Einnahmen im Rahmen der Vermietung sind aufgrund von Preisregulierungen meist überschaubar und lassen im Gebäudebestand Investitionen nur in engem Rahmen zu. Gleichzeitig enthält auch das österreichische Steuerrecht nur spärliche Anreize, entsprechende Investitionen zu tätigen. Ganz im Gegenteil: Die steuerliche Rechtslage hat sich in den letzten zehn Jahren nachteilig auf die Durchführung von Investitionen ausgewirkt.

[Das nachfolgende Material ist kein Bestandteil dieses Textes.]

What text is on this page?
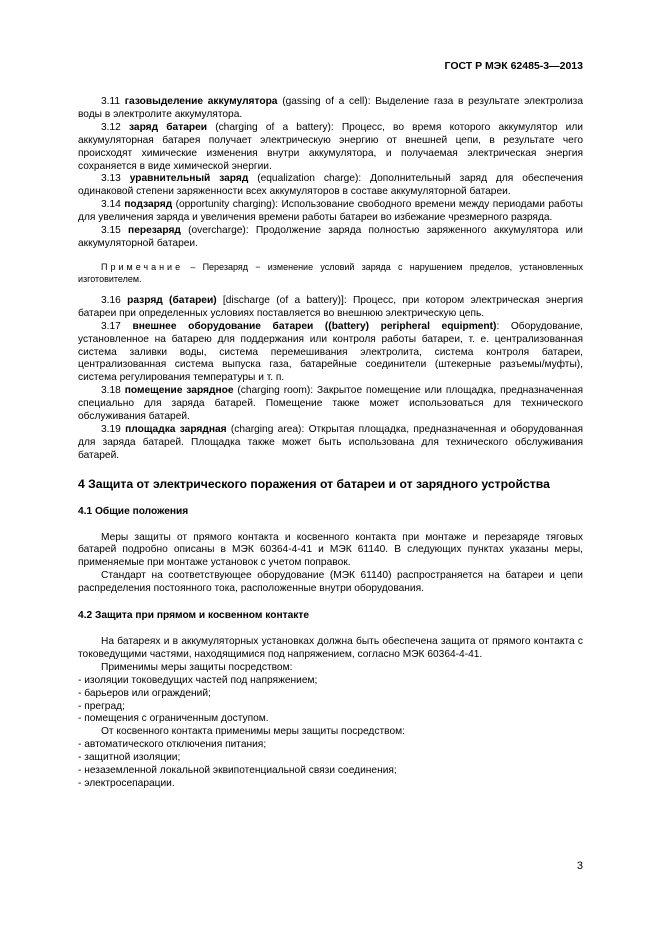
ГОСТ Р МЭК 62485-3—2013

3.11 газовыделение аккумулятора (gassing of a cell): Выделение газа в результате электролиза воды в электролите аккумулятора.

3.12 заряд батареи (charging of a battery): Процесс, во время которого аккумулятор или аккумуляторная батарея получает электрическую энергию от внешней цепи, в результате чего происходят химические изменения внутри аккумулятора, и получаемая электрическая энергия сохраняется в виде химической энергии.

3.13 уравнительный заряд (equalization charge): Дополнительный заряд для обеспечения одинаковой степени заряженности всех аккумуляторов в составе аккумуляторной батареи.

3.14 подзаряд (opportunity charging): Использование свободного времени между периодами работы для увеличения заряда и увеличения времени работы батареи во избежание чрезмерного разряда.

3.15 перезаряд (overcharge): Продолжение заряда полностью заряженного аккумулятора или аккумуляторной батареи.

Примечание – Перезаряд − изменение условий заряда с нарушением пределов, установленных изготовителем.

3.16 разряд (батареи) [discharge (of a battery)]: Процесс, при котором электрическая энергия батареи при определенных условиях поставляется во внешнюю электрическую цепь.

3.17 внешнее оборудование батареи ((battery) peripheral equipment): Оборудование, установленное на батарею для поддержания или контроля работы батареи, т. е. централизованная система заливки воды, система перемешивания электролита, система контроля батареи, централизованная система выпуска газа, батарейные соединители (штекерные разъемы/муфты), система регулирования температуры и т. п.

3.18 помещение зарядное (charging room): Закрытое помещение или площадка, предназначенная специально для заряда батарей. Помещение также может использоваться для технического обслуживания батарей.

3.19 площадка зарядная (charging area): Открытая площадка, предназначенная и оборудованная для заряда батарей. Площадка также может быть использована для технического обслуживания батарей.

4 Защита от электрического поражения от батареи и от зарядного устройства

4.1 Общие положения

Меры защиты от прямого контакта и косвенного контакта при монтаже и перезаряде тяговых батарей подробно описаны в МЭК 60364-4-41 и МЭК 61140. В следующих пунктах указаны меры, применяемые при монтаже установок с учетом поправок.

Стандарт на соответствующее оборудование (МЭК 61140) распространяется на батареи и цепи распределения постоянного тока, расположенные внутри оборудования.

4.2 Защита при прямом и косвенном контакте

На батареях и в аккумуляторных установках должна быть обеспечена защита от прямого контакта с токоведущими частями, находящимися под напряжением, согласно МЭК 60364-4-41.

Применимы меры защиты посредством:

- изоляции токоведущих частей под напряжением;

- барьеров или ограждений;

- преград;

- помещения с ограниченным доступом.

От косвенного контакта применимы меры защиты посредством:

- автоматического отключения питания;

- защитной изоляции;

- незаземленной локальной эквипотенциальной связи соединения;

- электросепарации.

3
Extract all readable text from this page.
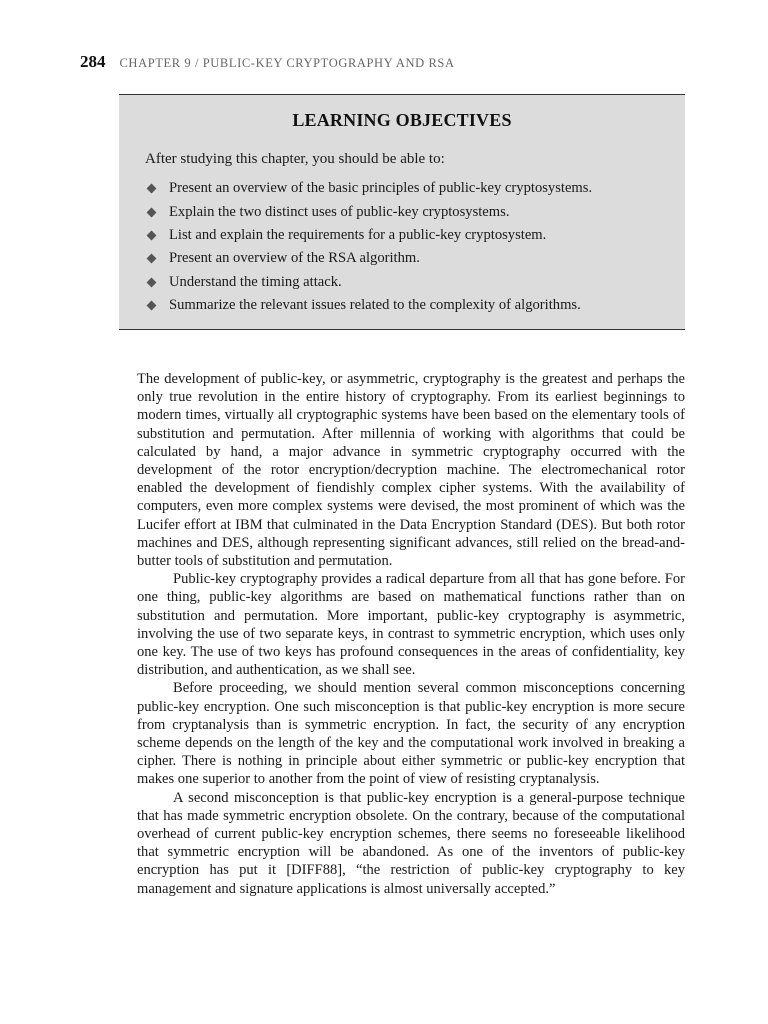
284 CHAPTER 9 / PUBLIC-KEY CRYPTOGRAPHY AND RSA
LEARNING OBJECTIVES
After studying this chapter, you should be able to:
Present an overview of the basic principles of public-key cryptosystems.
Explain the two distinct uses of public-key cryptosystems.
List and explain the requirements for a public-key cryptosystem.
Present an overview of the RSA algorithm.
Understand the timing attack.
Summarize the relevant issues related to the complexity of algorithms.

The development of public-key, or asymmetric, cryptography is the greatest and perhaps the only true revolution in the entire history of cryptography. From its earliest beginnings to modern times, virtually all cryptographic systems have been based on the elementary tools of substitution and permutation. After millennia of working with algorithms that could be calculated by hand, a major advance in symmetric cryptography occurred with the development of the rotor encryption/decryption machine. The electromechanical rotor enabled the development of fiendishly complex cipher systems. With the availability of computers, even more complex systems were devised, the most prominent of which was the Lucifer effort at IBM that culminated in the Data Encryption Standard (DES). But both rotor machines and DES, although representing significant advances, still relied on the bread-and-butter tools of substitution and permutation.

Public-key cryptography provides a radical departure from all that has gone before. For one thing, public-key algorithms are based on mathematical functions rather than on substitution and permutation. More important, public-key cryptography is asymmetric, involving the use of two separate keys, in contrast to symmetric encryption, which uses only one key. The use of two keys has profound consequences in the areas of confidentiality, key distribution, and authentication, as we shall see.

Before proceeding, we should mention several common misconceptions concerning public-key encryption. One such misconception is that public-key encryption is more secure from cryptanalysis than is symmetric encryption. In fact, the security of any encryption scheme depends on the length of the key and the computational work involved in breaking a cipher. There is nothing in principle about either symmetric or public-key encryption that makes one superior to another from the point of view of resisting cryptanalysis.

A second misconception is that public-key encryption is a general-purpose technique that has made symmetric encryption obsolete. On the contrary, because of the computational overhead of current public-key encryption schemes, there seems no foreseeable likelihood that symmetric encryption will be abandoned. As one of the inventors of public-key encryption has put it [DIFF88], “the restriction of public-key cryptography to key management and signature applications is almost universally accepted.”
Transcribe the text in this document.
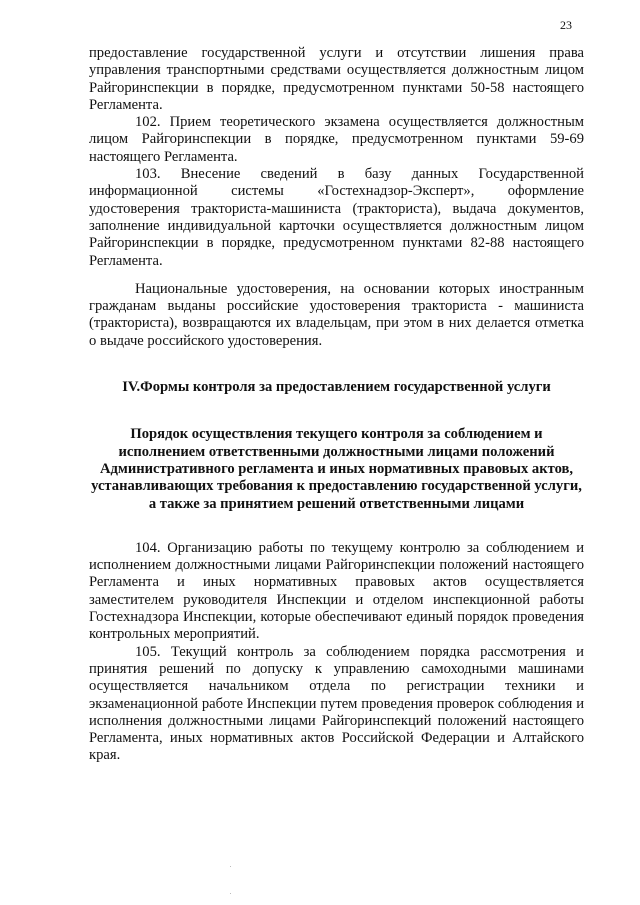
23

предоставление государственной услуги и отсутствии лишения права управления транспортными средствами осуществляется должностным лицом Райгоринспекции в порядке, предусмотренном пунктами 50-58 настоящего Регламента.

102. Прием теоретического экзамена осуществляется должностным лицом Райгоринспекции в порядке, предусмотренном пунктами 59-69 настоящего Регламента.

103. Внесение сведений в базу данных Государственной информационной системы «Гостехнадзор-Эксперт», оформление удостоверения тракториста-машиниста (тракториста), выдача документов, заполнение индивидуальной карточки осуществляется должностным лицом Райгоринспекции в порядке, предусмотренном пунктами 82-88 настоящего Регламента.

Национальные удостоверения, на основании которых иностранным гражданам выданы российские удостоверения тракториста - машиниста (тракториста), возвращаются их владельцам, при этом в них делается отметка о выдаче российского удостоверения.

IV.Формы контроля за предоставлением государственной услуги
Порядок осуществления текущего контроля за соблюдением и исполнением ответственными должностными лицами положений Административного регламента и иных нормативных правовых актов, устанавливающих требования к предоставлению государственной услуги, а также за принятием решений ответственными лицами

104. Организацию работы по текущему контролю за соблюдением и исполнением должностными лицами Райгоринспекции положений настоящего Регламента и иных нормативных правовых актов осуществляется заместителем руководителя Инспекции и отделом инспекционной работы Гостехнадзора Инспекции, которые обеспечивают единый порядок проведения контрольных мероприятий.

105. Текущий контроль за соблюдением порядка рассмотрения и принятия решений по допуску к управлению самоходными машинами осуществляется начальником отдела по регистрации техники и экзаменационной работе Инспекции путем проведения проверок соблюдения и исполнения должностными лицами Райгоринспекций положений настоящего Регламента, иных нормативных актов Российской Федерации и Алтайского края.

Es ist eine Tatsache, dass zu einem beträchtlichen Teil einkommensschwächere Personen – ob nun selbstnutzend oder als Mieter oder Mieterin – in Häusern mit schlechten Energiewerten leben. Genau dort wird der Fokus der Kommission für Zwangssanierungen gelegt.

Resümee
Die Vorgaben aus Brüssel erinnern an das Vorgehen rein ideologiegetriebener Theoretiker mit einem aus dem Elfenbeinturm formulierten Ziel ohne Rücksicht auf Verluste.

Der Legislaturvorschlag der EU-Kommission kommt einem Kahlschlag des heimischen Gebäudebestandes gleich und würde Europa in eine Großbaustelle ohne absehbares Ende verwandeln.

Umweltschutz ist ein wichtiges Thema und eine klimaneutrale Zukunft das erstrebenswerte Ziel. Für die „Brüsseler Architekten“ dieser EU-Gebäuderichtline wäre allerdings richtiges Augenmaß und weniger Ideologie wünschenswert. Wir brauchen dringend mehr Realitätssinn und Planungssicherheit in der Klimadiskussion, denn nur so werden wir effizient und gemeinsam mit der Bevölkerung Klimaschutzmaßnahmen umsetzen können.

Dazu sind meines Erachtens fünf Kriterien entscheidend:

  • Fristen

Die Erreichung von Fristen muss zweifellos angestrebt werden, nicht aber als bedingungsloser Endtermin formuliert werden.

  • Freiwilligkeit

Die zu setzenden Maßnahmen müssen freiwillig erfolgen und dürfen nicht zwangsweise erfolgen. Dazu müssen entsprechend Anreize geschaffen werden.

  • Finanzierbarkeit

Für die Umsetzung der Maßnahmen muss die Finanzierbarkeit gesichert sein. Geldmittel müssen ungebunden sein, die Gewährung von Förderungen darf nicht mit Einschränkungen verknüpft werden, so wie das derzeit in der Wohnbauförderung der Fall ist. Die aktuelle Situation in Deutschland bei der Kreditanstalt für Wiederaufbau zeigt, dass auch Förderungen bei staatlichen Eingriffen zu existentiellen Problemen führen können, wenn diese vorzeitig durch Staat eingestellt werden, weil der Fördertopf leer ist. Feststeht, dass die Vorgaben für die Energiewende mit dem Aufwand in Europa nach Ende des 2. Weltkrieges vergleichbar sind.

  • Flexibilität

Wesentlich für die Setzung von Maßnahmen ist ein gewisses Maß an Flexibilität, die dem Eigentümer eines Gebäudes die Freiheit gewährt, die für die Bewirtschaftung seiner Immobilie notwendig ist. Leerstandssteuern und sonstige Einschränkungen in der Bewirtschaftung sind völlig kontraproduktiv.

  • Fairness

Werden Gebäude thermisch saniert und weitere Maßnahmen im Sinne der Energieeffizienz vom Eigentümer gesetzt, dann muss auch berücksichtigt werden, dass Profiteur dieser Maßnahmen der konkrete Nutzer bzw. die Nutzerin ist.